Don't worry about starting a new thread. That's actually the best thing to do. I wouldn't worry myself with TV Apps not working right now. They are kinda in flux right now and there is not much there to work with right now. It can also take up to 24 hours for all Internet features to be enabled. The best way to check to make sure you are Internet connected is to hit the DASH key while you are watching TV. You will get a pop-up that says COAX Connected and Internet Connected. If it does not say the latter, something is not set up correctly.

Also, since you have a HR34, you can forgo the CCK, if you wish. The HR34 can act like a CCK if you plug an Ethernet cable directly into it. The one benefit of doing this is that you don't have an extra device that you need to power or have plugged in.

- Merg


----------



## pduh (Oct 19, 2012)

The Merg said:


> :welcome_s to DBSTalk!
> 
> Don't worry about starting a new thread. That's actually the best thing to do. I wouldn't worry myself with TV Apps not working right now. They are kinda in flux right now and there is not much there to work with right now. It can also take up to 24 hours for all Internet features to be enabled. The best way to check to make sure you are Internet connected is to hit the DASH key while you are watching TV. You will get a pop-up that says COAX Connected and Internet Connected. If it does not say the latter, something is not set up correctly.
> 
> ...


Thank you for the welcome! Earlier today during the day the TV apps is available and running smoothly so how about that. Only thing is I cannot find the youtube so either I must be blind, or something I don't know about lol.

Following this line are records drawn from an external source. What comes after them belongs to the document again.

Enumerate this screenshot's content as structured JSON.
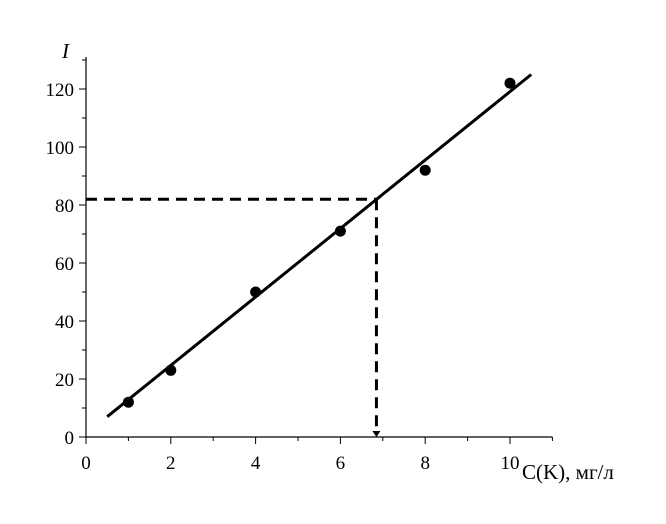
{
  "chart_data": {
    "type": "scatter",
    "title": "",
    "xlabel": "C(K), мг/л",
    "ylabel": "I",
    "xlim": [
      0,
      11
    ],
    "ylim": [
      0,
      130
    ],
    "x_ticks": [
      0,
      2,
      4,
      6,
      8,
      10
    ],
    "y_ticks": [
      0,
      20,
      40,
      60,
      80,
      100,
      120
    ],
    "x_tick_labels": [
      "0",
      "2",
      "4",
      "6",
      "8",
      "10"
    ],
    "y_tick_labels": [
      "0",
      "20",
      "40",
      "60",
      "80",
      "100",
      "120"
    ],
    "grid": false,
    "points": [
      {
        "x": 1,
        "y": 12
      },
      {
        "x": 2,
        "y": 23
      },
      {
        "x": 4,
        "y": 50
      },
      {
        "x": 6,
        "y": 71
      },
      {
        "x": 8,
        "y": 92
      },
      {
        "x": 10,
        "y": 122
      }
    ],
    "fit_line": {
      "x": [
        0.5,
        10.5
      ],
      "y": [
        7,
        125
      ]
    },
    "guide_lines": {
      "y_value": 82,
      "x_value": 6.85
    },
    "colors": {
      "line": "#000000",
      "points": "#000000"
    }
  }
}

I didn't even know that thanks for the info! Good thing I do not have to pay the CCK since one of my deals that I got the CCK for free when I was upgrading last weekend so I do not have to bang my head to the wall for wasting my money on the CCK with their original price before the deal they give me.


----------



## The Merg (Jun 24, 2007)

pduh said:


> Thank you for the welcome! Earlier today during the day the TV apps is available and running smoothly so how about that. Only thing is I cannot find the youtube so either I must be blind, or something I don't know about lol.
> 
> I didn't even know that thanks for the info! Good thing I do not have to pay the CCK since one of my deals that I got the CCK for free when I was upgrading last weekend so I do not have to bang my head to the wall for wasting my money on the CCK with their original price before the deal they give me.

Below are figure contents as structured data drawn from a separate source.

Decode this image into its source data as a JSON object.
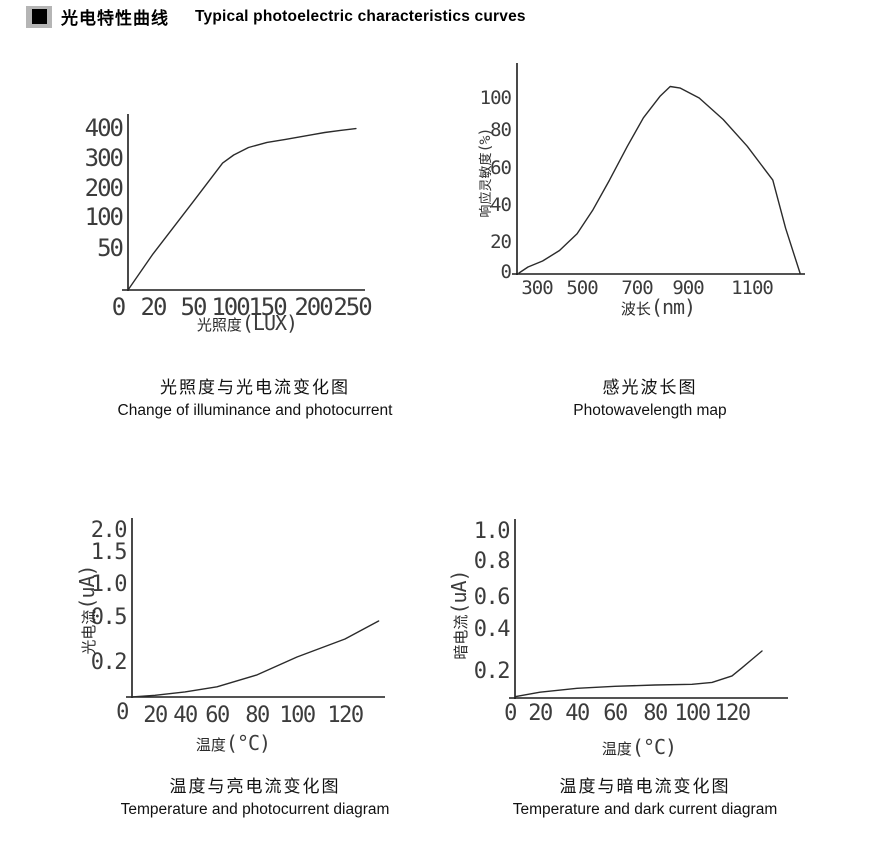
{
  "header": {
    "bullet_icon": "black-square",
    "title_zh": "光电特性曲线",
    "title_en": "Typical photoelectric characteristics curves"
  },
  "chart_data": [
    {
      "type": "line",
      "name": "illuminance-vs-photocurrent",
      "caption_zh": "光照度与光电流变化图",
      "caption_en": "Change of illuminance and photocurrent",
      "xlabel_zh": "光照度",
      "xlabel_unit": "(LUX)",
      "x_tick_labels": [
        "0",
        "20",
        "50",
        "100",
        "150",
        "200",
        "250"
      ],
      "y_tick_labels": [
        "400",
        "300",
        "200",
        "100",
        "50"
      ],
      "xlim": [
        0,
        270
      ],
      "ylim": [
        0,
        420
      ],
      "grid": false,
      "points": [
        [
          0,
          0
        ],
        [
          20,
          43
        ],
        [
          50,
          152
        ],
        [
          90,
          283
        ],
        [
          105,
          310
        ],
        [
          125,
          335
        ],
        [
          150,
          352
        ],
        [
          170,
          362
        ],
        [
          200,
          378
        ],
        [
          215,
          385
        ],
        [
          235,
          392
        ],
        [
          255,
          398
        ]
      ]
    },
    {
      "type": "line",
      "name": "spectral-response",
      "caption_zh": "感光波长图",
      "caption_en": "Photowavelength map",
      "xlabel_zh": "波长",
      "xlabel_unit": "(nm)",
      "ylabel_zh": "响应灵敏度",
      "ylabel_unit": "(%)",
      "x_tick_labels": [
        "300",
        "500",
        "700",
        "900",
        "1100"
      ],
      "y_tick_labels": [
        "100",
        "80",
        "60",
        "40",
        "20",
        "0"
      ],
      "xlim": [
        220,
        1250
      ],
      "ylim": [
        0,
        110
      ],
      "grid": false,
      "points": [
        [
          220,
          0
        ],
        [
          260,
          4
        ],
        [
          325,
          8
        ],
        [
          400,
          15
        ],
        [
          478,
          25
        ],
        [
          540,
          38
        ],
        [
          600,
          54
        ],
        [
          665,
          72
        ],
        [
          725,
          88
        ],
        [
          790,
          101
        ],
        [
          830,
          107
        ],
        [
          870,
          106
        ],
        [
          935,
          100
        ],
        [
          1010,
          87
        ],
        [
          1085,
          72
        ],
        [
          1165,
          54
        ],
        [
          1205,
          28
        ],
        [
          1250,
          0
        ]
      ]
    },
    {
      "type": "line",
      "name": "temperature-vs-photocurrent",
      "caption_zh": "温度与亮电流变化图",
      "caption_en": "Temperature and photocurrent diagram",
      "xlabel_zh": "温度",
      "xlabel_unit": "(°C)",
      "ylabel_zh": "光电流",
      "ylabel_unit": "(uA)",
      "x_tick_labels": [
        "0",
        "20",
        "40",
        "60",
        "80",
        "100",
        "120"
      ],
      "y_tick_labels": [
        "2.0",
        "1.5",
        "1.0",
        "0.5",
        "0.2"
      ],
      "xlim": [
        0,
        135
      ],
      "ylim": [
        0,
        2.0
      ],
      "grid": false,
      "points": [
        [
          0,
          0
        ],
        [
          20,
          0.01
        ],
        [
          40,
          0.03
        ],
        [
          60,
          0.06
        ],
        [
          80,
          0.13
        ],
        [
          100,
          0.24
        ],
        [
          110,
          0.3
        ],
        [
          120,
          0.36
        ],
        [
          127,
          0.42
        ],
        [
          134,
          0.48
        ]
      ]
    },
    {
      "type": "line",
      "name": "temperature-vs-dark-current",
      "caption_zh": "温度与暗电流变化图",
      "caption_en": "Temperature and dark current diagram",
      "xlabel_zh": "温度",
      "xlabel_unit": "(°C)",
      "ylabel_zh": "暗电流",
      "ylabel_unit": "(uA)",
      "x_tick_labels": [
        "0",
        "20",
        "40",
        "60",
        "80",
        "100",
        "120"
      ],
      "y_tick_labels": [
        "1.0",
        "0.8",
        "0.6",
        "0.4",
        "0.2"
      ],
      "xlim": [
        0,
        135
      ],
      "ylim": [
        0,
        1.0
      ],
      "grid": false,
      "points": [
        [
          0,
          0.01
        ],
        [
          20,
          0.045
        ],
        [
          40,
          0.075
        ],
        [
          60,
          0.09
        ],
        [
          80,
          0.1
        ],
        [
          100,
          0.105
        ],
        [
          110,
          0.12
        ],
        [
          120,
          0.17
        ],
        [
          125,
          0.22
        ],
        [
          130,
          0.26
        ],
        [
          135,
          0.3
        ]
      ]
    }
  ]
}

No problem. As for YouTube, some of the Internet features can take up to 24 hours before they appear.

- Merg


----------



## pduh (Oct 19, 2012)

The Merg said:


> No problem. As for YouTube, some of the Internet features can take up to 24 hours before they appear.
> 
> - Merg


Uh ok that explains it I thought all the features will come at the same time rather 24 hours, or earlier.


----------